Central Otago District Councillor/Cromwell Community Board member Nigel McKinlay was pleased to see the installation of infrastructure that would help sustain the 23% growth the town had seen over the past five years.
“We are planning on this rate of growth to continue. The new wastewater storage tanks are part of an ongoing programme to deliver high quality infrastructure to underpin Cromwell and Cromwell district’s future.
Our council will be losing control over three waters in two years’ time so it is also important to do as much as we can while we still have the ability to make decisions on what is best for our district.”
Central Otago District Mayor Tim Cadogan said it was great to get a look at these tanks before they got covered.

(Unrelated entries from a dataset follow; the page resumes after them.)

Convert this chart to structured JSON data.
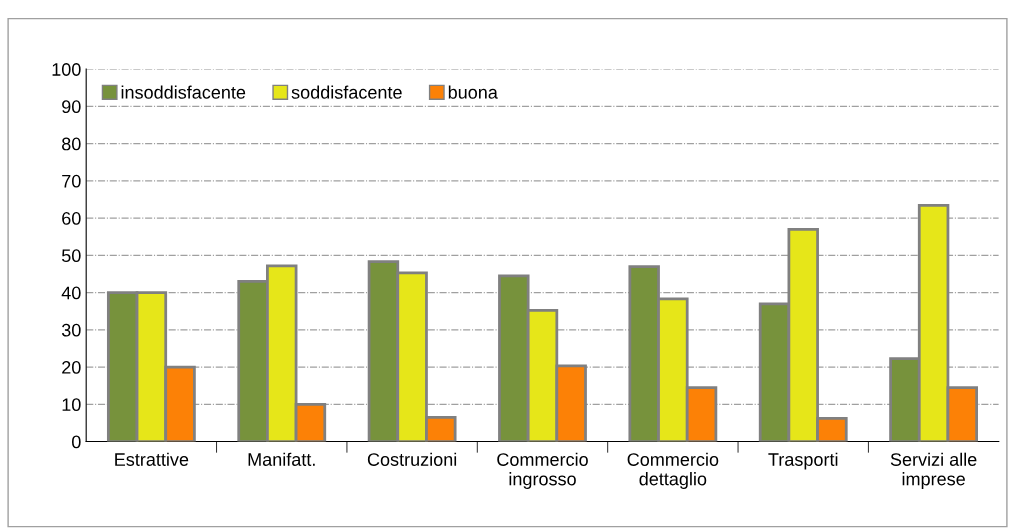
{
  "chart_data": {
    "type": "bar",
    "categories": [
      "Estrattive",
      "Manifatt.",
      "Costruzioni",
      "Commercio\ningrosso",
      "Commercio\ndettaglio",
      "Trasporti",
      "Servizi alle\nimprese"
    ],
    "series": [
      {
        "name": "insoddisfacente",
        "color": "#77923c",
        "values": [
          40,
          43,
          48.3,
          44.5,
          47,
          37,
          22.3
        ]
      },
      {
        "name": "soddisfacente",
        "color": "#e6e619",
        "values": [
          40,
          47.2,
          45.3,
          35.2,
          38.3,
          57,
          63.4
        ]
      },
      {
        "name": "buona",
        "color": "#fc8106",
        "values": [
          20,
          10,
          6.5,
          20.3,
          14.5,
          6.2,
          14.5
        ]
      }
    ],
    "ylim": [
      0,
      100
    ],
    "yticks": [
      0,
      10,
      20,
      30,
      40,
      50,
      60,
      70,
      80,
      90,
      100
    ],
    "grid": "y",
    "legend": "top left"
  }
}
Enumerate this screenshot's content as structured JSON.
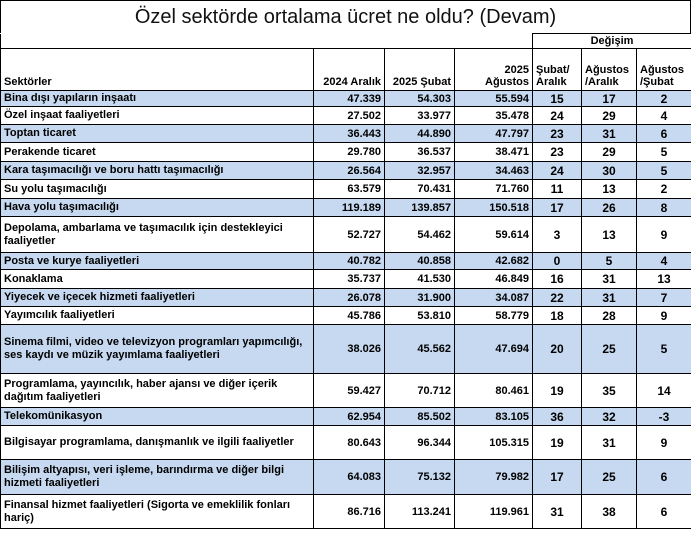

“Infrastructure like this isn’t terribly sexy to the untrained eye but is hugely important to ensure we protect our environment in the event of power failures or other issues causing the pumping system to stall.”
The Council is continuing with a programme of other projects which include the Clyde and Roxburgh falling water main replacement, Alexandra Northern Reservoir construction, Wrightson’s wastewater pump station storage improvement and the Naseby water treatment plant clarifier construction.